Flageollet and his engineers accomplish this mechanical miracle by executing the lightest tourbillon assembly in history with only .18 grams of mass. To be clear, this mobile assembly of silicon, titanium, white gold, and 63 individual components has a mass of one-hundred-and-eighty thousandths of one gram. Even better, the payoff extends beyond prodigious power reserve and permits De Bethune to claim daily accuracy of less than one second gained per 24-hour day.

But this limited edition of 10 pieces is more than just a precision instrument; it’s a beauty. Each example includes a fire-blued grade five titanium hour ring and matching blued hands at center. The silvered dial is an example of authentic rose-lathe (i.e., reductive) guilloche in a dynamic “grain d’orge” or “barley corn” pattern. The case back of the XP Tourbillon is embellished with a miniature of the solar system’s planetary alignment on the night of November 19, 2011, the evening of De Bethune’s landmark “Aiguille d’Or” overall win at that year’s GPHG.

Each example of any DB28XP variant – as with all De Bethune models – can be customized completely. DB fabricates its own cases, dials, and movements while maintaining a staff proficient in craft arts such as engraving and gem-setting. Nothing is beyond the realm of imagination if the budget suffices.

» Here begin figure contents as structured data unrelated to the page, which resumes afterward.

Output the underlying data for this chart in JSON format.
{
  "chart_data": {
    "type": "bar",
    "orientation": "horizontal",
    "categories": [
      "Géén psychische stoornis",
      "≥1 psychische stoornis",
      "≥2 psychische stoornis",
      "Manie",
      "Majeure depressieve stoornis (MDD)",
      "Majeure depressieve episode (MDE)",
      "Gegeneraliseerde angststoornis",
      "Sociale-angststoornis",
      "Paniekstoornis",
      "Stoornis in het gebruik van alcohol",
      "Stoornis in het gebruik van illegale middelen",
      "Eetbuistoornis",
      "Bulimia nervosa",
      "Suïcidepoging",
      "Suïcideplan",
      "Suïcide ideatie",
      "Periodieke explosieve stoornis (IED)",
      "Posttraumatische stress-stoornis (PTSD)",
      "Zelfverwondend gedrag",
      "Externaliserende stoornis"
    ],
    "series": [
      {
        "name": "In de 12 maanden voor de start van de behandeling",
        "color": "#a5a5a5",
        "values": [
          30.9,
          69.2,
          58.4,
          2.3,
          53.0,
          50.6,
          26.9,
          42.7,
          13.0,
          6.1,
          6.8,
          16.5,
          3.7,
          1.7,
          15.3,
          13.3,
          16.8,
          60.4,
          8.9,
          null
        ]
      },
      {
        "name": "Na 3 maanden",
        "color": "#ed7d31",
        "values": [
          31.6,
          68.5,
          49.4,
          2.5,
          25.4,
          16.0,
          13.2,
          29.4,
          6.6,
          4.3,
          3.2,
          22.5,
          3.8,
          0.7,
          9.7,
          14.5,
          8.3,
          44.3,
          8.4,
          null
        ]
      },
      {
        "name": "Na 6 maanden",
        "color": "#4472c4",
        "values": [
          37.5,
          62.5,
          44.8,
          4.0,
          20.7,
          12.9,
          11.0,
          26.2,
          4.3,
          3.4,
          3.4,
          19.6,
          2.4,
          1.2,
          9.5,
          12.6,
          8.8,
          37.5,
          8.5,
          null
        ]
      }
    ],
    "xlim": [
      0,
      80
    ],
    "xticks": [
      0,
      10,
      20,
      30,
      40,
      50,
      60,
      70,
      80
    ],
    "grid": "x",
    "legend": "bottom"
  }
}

In a model year dominated by the economic tumult, social distancing, the demise of Baselworld and the internet-breaking hype of watches called “Kermit” and “Snoopy,” it’s easy to lose sight of a low-key indie watch brand. But savvy watch collectors know that real value stems from exclusivity, innovation, and beauty. De Bethune’s DB28XP collection hits the mark in a mangled market and a wild world.